ETL_CREATED_DATE TIMESTAMP,
ETL_UPDATED_DATE TIMESTAMP
)
SEGMENTED BY HASH(EMPLOYEE_ID) ALL NODES KSAFE 2
PARTITION BY (((date_part('year', EMP_LASTMODIFIED_DATE ) * 100) + date_part('month', EMP_LASTMODIFIED_DATE )));
Hi Kiran,
Your partitioning scheme is fine, assuming you always want to delete data based on the last modified date. Your partitioning scheme groups all of the data modified each month into their own storage containers. This is what will make deleting the data efficient.
Now all you need to do is to use the DROP_PARTITION metafunction to remove the table partitions containing the old data. This is much more efficient that using a DELETE query, because drop partitions removes the data at the storage container level. Basically, HP Vertica just deletes the storage containers containing the data partitions.

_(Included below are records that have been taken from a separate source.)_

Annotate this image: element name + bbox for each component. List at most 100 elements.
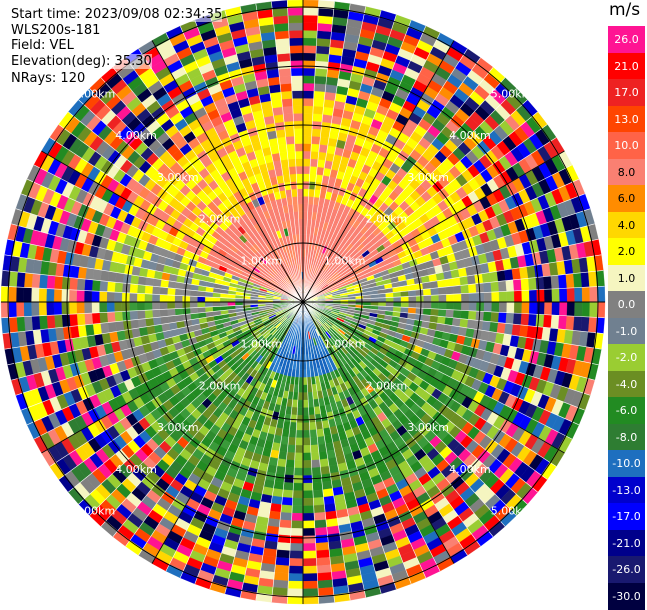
colorbar-tick-label: 2.0 <box>608 246 645 257</box>
range-label: 1.00km <box>241 254 283 267</box>
velocity-gate <box>310 166 318 174</box>
velocity-gate <box>303 589 318 597</box>
colorbar-tick-label: 4.0 <box>608 220 645 231</box>
velocity-gate <box>17 317 26 332</box>
velocity-gate <box>446 310 454 318</box>
velocity-gate <box>197 297 205 303</box>
velocity-gate <box>303 573 318 581</box>
velocity-gate <box>315 68 328 76</box>
velocity-gate <box>160 295 168 303</box>
velocity-gate <box>137 310 145 319</box>
velocity-gate <box>47 315 56 329</box>
velocity-gate <box>9 302 17 317</box>
velocity-gate <box>313 98 324 106</box>
velocity-gate <box>62 277 70 290</box>
velocity-gate <box>276 46 290 55</box>
velocity-gate <box>130 275 139 285</box>
velocity-gate <box>394 302 402 307</box>
velocity-gate <box>130 319 139 329</box>
colorbar-tick-label: 8.0 <box>608 167 645 178</box>
velocity-gate <box>54 276 63 289</box>
velocity-gate <box>92 313 100 324</box>
velocity-gate <box>292 498 303 506</box>
velocity-gate <box>293 483 303 491</box>
velocity-gate <box>298 400 304 408</box>
velocity-gate <box>290 60 303 68</box>
velocity-gate <box>322 114 333 123</box>
velocity-gate <box>270 503 282 512</box>
velocity-gate <box>491 312 499 323</box>
velocity-gate <box>281 505 292 513</box>
colorbar-tick-label: 13.0 <box>608 114 645 125</box>
velocity-gate <box>296 423 303 431</box>
velocity-gate <box>566 274 575 289</box>
velocity-gate <box>319 144 328 153</box>
velocity-gate <box>590 302 598 317</box>
velocity-gate <box>513 313 521 325</box>
velocity-gate <box>99 281 107 292</box>
velocity-gate <box>521 314 529 326</box>
velocity-gate <box>92 291 100 302</box>
velocity-gate <box>272 8 288 17</box>
velocity-gate <box>115 282 123 292</box>
velocity-gate <box>408 308 416 314</box>
velocity-gate <box>92 302 100 313</box>
velocity-gate <box>320 137 329 146</box>
velocity-gate <box>77 290 85 302</box>
velocity-gate <box>69 314 77 327</box>
velocity-gate <box>303 513 315 521</box>
velocity-gate <box>309 407 315 415</box>
velocity-gate <box>153 317 162 326</box>
velocity-gate <box>17 272 26 287</box>
colorbar-tick-label: -1.0 <box>608 326 645 337</box>
velocity-gate <box>289 558 303 566</box>
range-label: 4.00km <box>115 463 157 476</box>
velocity-gate <box>32 316 41 331</box>
velocity-gate <box>277 137 286 146</box>
velocity-gate <box>107 282 115 293</box>
range-label: 3.00km <box>157 171 199 184</box>
velocity-gate <box>137 293 145 302</box>
velocity-gate <box>303 128 312 136</box>
velocity-gate <box>322 481 333 490</box>
colorbar-unit: m/s <box>609 0 640 20</box>
velocity-gate <box>311 445 319 453</box>
velocity-gate <box>279 520 291 528</box>
velocity-gate <box>130 284 138 294</box>
velocity-gate <box>303 30 317 38</box>
velocity-gate <box>529 302 537 314</box>
velocity-gate <box>310 430 318 438</box>
velocity-gate <box>160 287 168 295</box>
velocity-gate <box>446 302 454 310</box>
velocity-gate <box>558 315 567 329</box>
velocity-gate <box>290 45 303 53</box>
velocity-gate <box>84 313 92 325</box>
velocity-gate <box>145 285 153 294</box>
velocity-gate <box>279 76 291 84</box>
velocity-gate <box>24 287 32 302</box>
velocity-gate <box>115 321 124 332</box>
velocity-gate <box>9 271 18 287</box>
velocity-gate <box>290 53 303 61</box>
velocity-gate <box>469 293 477 302</box>
velocity-gate <box>220 302 228 306</box>
velocity-gate <box>424 295 432 302</box>
velocity-gate <box>289 566 303 574</box>
velocity-gate <box>303 53 316 61</box>
velocity-gate <box>278 61 291 69</box>
elevation-label: Elevation(deg): 35.30 <box>11 54 152 69</box>
velocity-gate <box>293 113 303 121</box>
velocity-gate <box>274 572 289 581</box>
velocity-gate <box>312 467 322 475</box>
velocity-gate <box>39 302 47 316</box>
colorbar-tick-label: 21.0 <box>608 61 645 72</box>
velocity-gate <box>54 289 62 302</box>
velocity-gate <box>32 274 41 289</box>
velocity-gate <box>446 286 454 294</box>
velocity-gate <box>303 506 314 514</box>
velocity-gate <box>54 302 62 315</box>
velocity-gate <box>167 288 175 296</box>
velocity-gate <box>491 282 499 293</box>
velocity-gate <box>318 16 333 25</box>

So, to remove all of the data with a last modified timestamp in January 2012, you use the statement:
=> SELECT DROP_PARTITION('EMPLOYEES',201201);
You can see the partition keys defined in your EMPLOYEES table by querying the V_MONITOR.PARTITONS table:
=> SELECT partition_key, projection_name, node_name FROM v_monitor.partitions WHERE projection_name ILIKE 'EMPLOYEES%' ORDER BY partition_key;
partition_key | projection_name | node_name
---------------+-----------------+------------------
201202 | EMPLOYEES_b2 | v_vmart_node0001
201202 | EMPLOYEES_b1 | v_vmart_node0001
201202 | EMPLOYEES_b0 | v_vmart_node0001
201202 | EMPLOYEES_b2 | v_vmart_node0002
201202 | EMPLOYEES_b1 | v_vmart_node0002
201202 | EMPLOYEES_b0 | v_vmart_node0002
201202 | EMPLOYEES_b2 | v_vmart_node0003
201202 | EMPLOYEES_b1 | v_vmart_node0003
201202 | EMPLOYEES_b0 | v_vmart_node0003
201203 | EMPLOYEES_b0 | v_vmart_node0001
201203 | EMPLOYEES_b0 | v_vmart_node0002
201203 | EMPLOYEES_b0 | v_vmart_node0003
201203 | EMPLOYEES_b2 | v_vmart_node0001
201203 | EMPLOYEES_b1 | v_vmart_node0001
201203 | EMPLOYEES_b2 | v_vmart_node0002
. . .
Thanks Gray.
If i use drop partition then i will loose all records but i want to update one record. If we use UPDATE statement then it is taking ever so we are doing like DELETE old records and INSERT new record.
unfortuantely, DELETE performance really poor even though we created DBD suggested projections
can you please help us.
Thanks,
Kiran
Hi Kiran,
If you cannot DELETE data by partition, then your best bet is to follow the recommendations in Optimizing DELETEs and UPDATEs for Performance. This includes using a projection that contains just the columns that you use in your UPDATE queries, and when possible sorting the projections based on the columns you are using in the WHERE clause of your UPDATE query.